A garage sale, as someone said, is a relationship between a seller who wants to get rid of things he does not need and a buyer who soon discovers that he does need them either. I once attended an event that had the appearance of a garage sale except for two important and startling differences. Everything was free and the items were things for which both the seller and buyer did have need. On this unusual occasion, a Catholic church was getting rid of sundry items that were associated with pre-Vatican II days. They were spread across the lawn for collectors to peruse and, if they liked them, take home. My eyes fell upon a beautifully designed wooden tablet, colorful and expertly lacquered, on which was inscribed, in Latin, the Last Gospel from St. John. It bore the title: Initium Sancti Evangelii secundum Joannem. It is now one of my prized possessions and hangs on a wall in our apartment as a reminder of the profound significance of its content.
“In principio erat Verbum, et Verbum erat apud Deum, et Deus erat Verbum” (“In the beginning was the Word, and the Word was with God, and the Word was God”). These majestic words initiate the Prologue of the Gospel of St. John (John 1:14) also known as the “Last Gospel” at Mass. They are first and last inasmuch as they are the opening of the Gospel of John and were recited by the priest at the end of Mass prior to the reforms instituted by Paul VI n 1969. Altogether, the Prologue is a magnificent poem expressing a luminous truth.
The phrase, “In the Beginning,” contrasts with the same expression that appears in Genesis. They are different in meaning, however. In the Prologue, it refers to the absolute beginning, prior to anything that was made or created. In this way it refers to God as eternal.
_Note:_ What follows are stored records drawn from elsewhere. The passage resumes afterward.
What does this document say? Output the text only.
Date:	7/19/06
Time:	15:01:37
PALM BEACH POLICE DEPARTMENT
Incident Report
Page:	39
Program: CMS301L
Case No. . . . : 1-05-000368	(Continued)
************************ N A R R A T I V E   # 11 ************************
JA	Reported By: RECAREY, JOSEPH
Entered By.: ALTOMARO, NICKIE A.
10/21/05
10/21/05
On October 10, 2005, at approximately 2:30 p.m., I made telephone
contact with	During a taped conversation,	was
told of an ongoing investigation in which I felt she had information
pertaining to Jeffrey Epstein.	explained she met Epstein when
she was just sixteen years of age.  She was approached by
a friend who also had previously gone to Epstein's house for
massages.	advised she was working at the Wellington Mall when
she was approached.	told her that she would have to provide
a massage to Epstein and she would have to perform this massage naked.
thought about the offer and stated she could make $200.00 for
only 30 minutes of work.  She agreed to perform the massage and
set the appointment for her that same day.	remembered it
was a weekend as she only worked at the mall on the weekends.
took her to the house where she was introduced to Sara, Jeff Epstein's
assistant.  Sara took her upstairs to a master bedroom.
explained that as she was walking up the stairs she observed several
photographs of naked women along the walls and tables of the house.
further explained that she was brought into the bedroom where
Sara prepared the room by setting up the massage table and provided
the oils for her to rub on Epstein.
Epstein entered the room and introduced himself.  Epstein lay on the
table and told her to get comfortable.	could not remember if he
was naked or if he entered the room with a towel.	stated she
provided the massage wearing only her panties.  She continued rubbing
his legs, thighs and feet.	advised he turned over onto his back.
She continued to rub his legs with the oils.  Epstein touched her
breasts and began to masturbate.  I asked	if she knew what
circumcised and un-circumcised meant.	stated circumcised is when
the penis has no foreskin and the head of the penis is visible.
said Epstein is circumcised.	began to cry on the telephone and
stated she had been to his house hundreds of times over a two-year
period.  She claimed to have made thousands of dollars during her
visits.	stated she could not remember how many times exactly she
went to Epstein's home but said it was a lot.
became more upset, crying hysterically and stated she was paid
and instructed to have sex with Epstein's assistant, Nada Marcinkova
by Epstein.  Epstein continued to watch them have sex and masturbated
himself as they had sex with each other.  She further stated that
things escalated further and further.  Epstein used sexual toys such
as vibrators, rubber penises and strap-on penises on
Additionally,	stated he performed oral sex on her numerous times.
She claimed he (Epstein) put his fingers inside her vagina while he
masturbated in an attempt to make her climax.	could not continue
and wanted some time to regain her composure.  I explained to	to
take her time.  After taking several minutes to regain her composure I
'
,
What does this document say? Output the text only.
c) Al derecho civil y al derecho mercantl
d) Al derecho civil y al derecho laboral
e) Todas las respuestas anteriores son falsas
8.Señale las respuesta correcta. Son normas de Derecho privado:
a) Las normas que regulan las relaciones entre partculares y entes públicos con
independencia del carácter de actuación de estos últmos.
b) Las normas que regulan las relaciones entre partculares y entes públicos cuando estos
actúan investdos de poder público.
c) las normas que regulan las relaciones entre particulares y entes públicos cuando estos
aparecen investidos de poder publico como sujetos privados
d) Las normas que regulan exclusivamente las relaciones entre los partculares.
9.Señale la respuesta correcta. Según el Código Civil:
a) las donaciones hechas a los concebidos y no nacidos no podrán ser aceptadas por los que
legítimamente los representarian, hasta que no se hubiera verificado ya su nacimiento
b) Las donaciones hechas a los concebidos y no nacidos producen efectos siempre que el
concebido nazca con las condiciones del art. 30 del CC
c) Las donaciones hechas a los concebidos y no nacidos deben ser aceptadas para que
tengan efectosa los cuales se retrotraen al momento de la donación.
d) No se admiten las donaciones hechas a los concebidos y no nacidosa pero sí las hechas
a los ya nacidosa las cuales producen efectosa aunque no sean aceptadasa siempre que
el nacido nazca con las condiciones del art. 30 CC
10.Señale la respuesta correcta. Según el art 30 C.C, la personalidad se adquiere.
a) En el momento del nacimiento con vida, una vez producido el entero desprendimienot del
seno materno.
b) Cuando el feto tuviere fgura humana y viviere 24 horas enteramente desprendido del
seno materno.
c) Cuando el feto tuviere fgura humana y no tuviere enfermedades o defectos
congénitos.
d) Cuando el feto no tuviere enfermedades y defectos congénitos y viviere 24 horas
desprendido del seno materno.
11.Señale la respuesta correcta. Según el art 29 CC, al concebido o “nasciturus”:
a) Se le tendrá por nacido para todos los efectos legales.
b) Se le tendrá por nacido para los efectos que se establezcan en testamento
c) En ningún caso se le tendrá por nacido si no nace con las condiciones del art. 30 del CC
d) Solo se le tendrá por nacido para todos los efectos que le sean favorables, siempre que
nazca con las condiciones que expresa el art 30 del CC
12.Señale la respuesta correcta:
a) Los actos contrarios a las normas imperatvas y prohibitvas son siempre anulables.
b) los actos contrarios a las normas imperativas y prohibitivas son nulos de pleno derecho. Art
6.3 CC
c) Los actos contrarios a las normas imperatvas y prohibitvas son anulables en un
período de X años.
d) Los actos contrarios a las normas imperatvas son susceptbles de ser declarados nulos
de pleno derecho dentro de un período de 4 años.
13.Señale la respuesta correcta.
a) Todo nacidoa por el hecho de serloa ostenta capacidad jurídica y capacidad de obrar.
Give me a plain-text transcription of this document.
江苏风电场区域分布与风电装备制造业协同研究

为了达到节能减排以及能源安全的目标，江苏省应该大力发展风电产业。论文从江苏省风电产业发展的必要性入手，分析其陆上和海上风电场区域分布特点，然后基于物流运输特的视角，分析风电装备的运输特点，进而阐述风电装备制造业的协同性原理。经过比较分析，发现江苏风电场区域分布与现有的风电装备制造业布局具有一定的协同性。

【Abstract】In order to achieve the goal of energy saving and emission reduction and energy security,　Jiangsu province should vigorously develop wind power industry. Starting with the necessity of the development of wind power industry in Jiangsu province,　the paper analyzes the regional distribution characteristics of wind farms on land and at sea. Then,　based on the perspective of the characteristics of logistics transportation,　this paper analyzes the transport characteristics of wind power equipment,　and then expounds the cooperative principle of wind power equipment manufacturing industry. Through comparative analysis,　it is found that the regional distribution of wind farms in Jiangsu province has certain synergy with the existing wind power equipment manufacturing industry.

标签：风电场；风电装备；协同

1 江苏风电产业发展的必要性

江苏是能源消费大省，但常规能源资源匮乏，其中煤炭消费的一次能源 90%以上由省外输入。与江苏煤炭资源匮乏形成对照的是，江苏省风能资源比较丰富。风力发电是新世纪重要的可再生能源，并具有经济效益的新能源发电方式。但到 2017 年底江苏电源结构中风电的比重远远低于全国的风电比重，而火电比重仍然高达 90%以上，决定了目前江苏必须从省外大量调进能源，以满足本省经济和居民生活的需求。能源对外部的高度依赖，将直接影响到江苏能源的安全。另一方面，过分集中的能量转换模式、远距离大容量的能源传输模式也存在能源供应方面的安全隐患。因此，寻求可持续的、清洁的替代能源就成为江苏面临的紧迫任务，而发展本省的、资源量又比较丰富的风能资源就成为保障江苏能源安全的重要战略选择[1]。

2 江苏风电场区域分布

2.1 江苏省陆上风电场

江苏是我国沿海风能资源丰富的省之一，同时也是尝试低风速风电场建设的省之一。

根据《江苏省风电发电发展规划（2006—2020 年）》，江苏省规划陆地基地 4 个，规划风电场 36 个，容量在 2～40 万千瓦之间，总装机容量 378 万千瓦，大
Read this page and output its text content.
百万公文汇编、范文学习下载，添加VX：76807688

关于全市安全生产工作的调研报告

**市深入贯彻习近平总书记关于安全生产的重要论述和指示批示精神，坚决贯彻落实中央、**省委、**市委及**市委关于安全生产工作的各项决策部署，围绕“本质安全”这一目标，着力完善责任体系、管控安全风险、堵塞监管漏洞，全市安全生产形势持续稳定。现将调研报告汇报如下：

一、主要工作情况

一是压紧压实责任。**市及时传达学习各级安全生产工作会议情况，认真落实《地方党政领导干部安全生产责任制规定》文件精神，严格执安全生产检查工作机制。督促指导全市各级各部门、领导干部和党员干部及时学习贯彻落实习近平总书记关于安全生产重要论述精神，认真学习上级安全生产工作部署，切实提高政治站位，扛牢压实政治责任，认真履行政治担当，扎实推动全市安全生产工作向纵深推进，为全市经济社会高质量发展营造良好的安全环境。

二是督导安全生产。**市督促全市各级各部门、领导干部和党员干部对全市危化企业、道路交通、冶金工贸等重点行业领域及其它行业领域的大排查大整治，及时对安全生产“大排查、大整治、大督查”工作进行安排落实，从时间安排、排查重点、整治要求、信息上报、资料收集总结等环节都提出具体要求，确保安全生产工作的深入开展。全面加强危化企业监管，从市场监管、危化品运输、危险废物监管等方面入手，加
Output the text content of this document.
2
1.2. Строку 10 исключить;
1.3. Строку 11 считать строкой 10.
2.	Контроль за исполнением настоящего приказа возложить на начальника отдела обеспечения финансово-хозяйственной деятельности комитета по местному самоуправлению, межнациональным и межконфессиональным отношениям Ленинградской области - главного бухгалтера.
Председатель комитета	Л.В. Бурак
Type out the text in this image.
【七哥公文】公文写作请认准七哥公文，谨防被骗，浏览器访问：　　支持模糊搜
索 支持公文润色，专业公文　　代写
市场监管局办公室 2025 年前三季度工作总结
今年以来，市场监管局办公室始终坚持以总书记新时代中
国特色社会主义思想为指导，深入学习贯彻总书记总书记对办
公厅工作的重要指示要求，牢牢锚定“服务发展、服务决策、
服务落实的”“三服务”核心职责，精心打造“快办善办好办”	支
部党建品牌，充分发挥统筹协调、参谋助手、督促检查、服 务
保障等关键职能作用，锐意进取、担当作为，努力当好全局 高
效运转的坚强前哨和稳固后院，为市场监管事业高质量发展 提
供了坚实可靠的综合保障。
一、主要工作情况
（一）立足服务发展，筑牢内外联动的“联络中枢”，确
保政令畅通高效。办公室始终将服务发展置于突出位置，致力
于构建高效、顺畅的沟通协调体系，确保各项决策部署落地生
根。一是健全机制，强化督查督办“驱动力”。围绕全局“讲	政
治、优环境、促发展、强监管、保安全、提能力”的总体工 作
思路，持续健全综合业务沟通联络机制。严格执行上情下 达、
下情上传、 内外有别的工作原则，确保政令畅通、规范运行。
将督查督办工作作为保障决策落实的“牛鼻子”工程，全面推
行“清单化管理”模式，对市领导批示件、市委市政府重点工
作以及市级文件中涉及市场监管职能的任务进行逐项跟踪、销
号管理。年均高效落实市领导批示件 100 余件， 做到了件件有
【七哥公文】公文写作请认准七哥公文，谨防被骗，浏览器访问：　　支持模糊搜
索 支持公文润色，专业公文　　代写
The Genesis reference is to the beginning of creation. “Let there be light,” the beginning of the world, is preceded by God who is everlasting.
The notion of God as The Word may require some explanation. In Greek, The Word is translated as Logos, which conveys the concept of reason more clearly than The Word. How does it make sense that The Word of Logos can become flesh? An analogy from the Latin language may be of some help. Ratio in Latin means “reason.” But when reason is given a material quality by being placed in the mouth, it is prefixed by the letter “o.” Thus, oratio, refers to speech or an oration.
When the priest came to the words, Et Verbum caro factum est (and The Word was made flesh), he and participants would genuflect. The Word is Christ who dwelt among us (habitavit in nobis). The Greek verb that St. John uses originally means “to pitch one’s tent” or to live in a place. This resonates well with “tabernacle” which has several scriptural references.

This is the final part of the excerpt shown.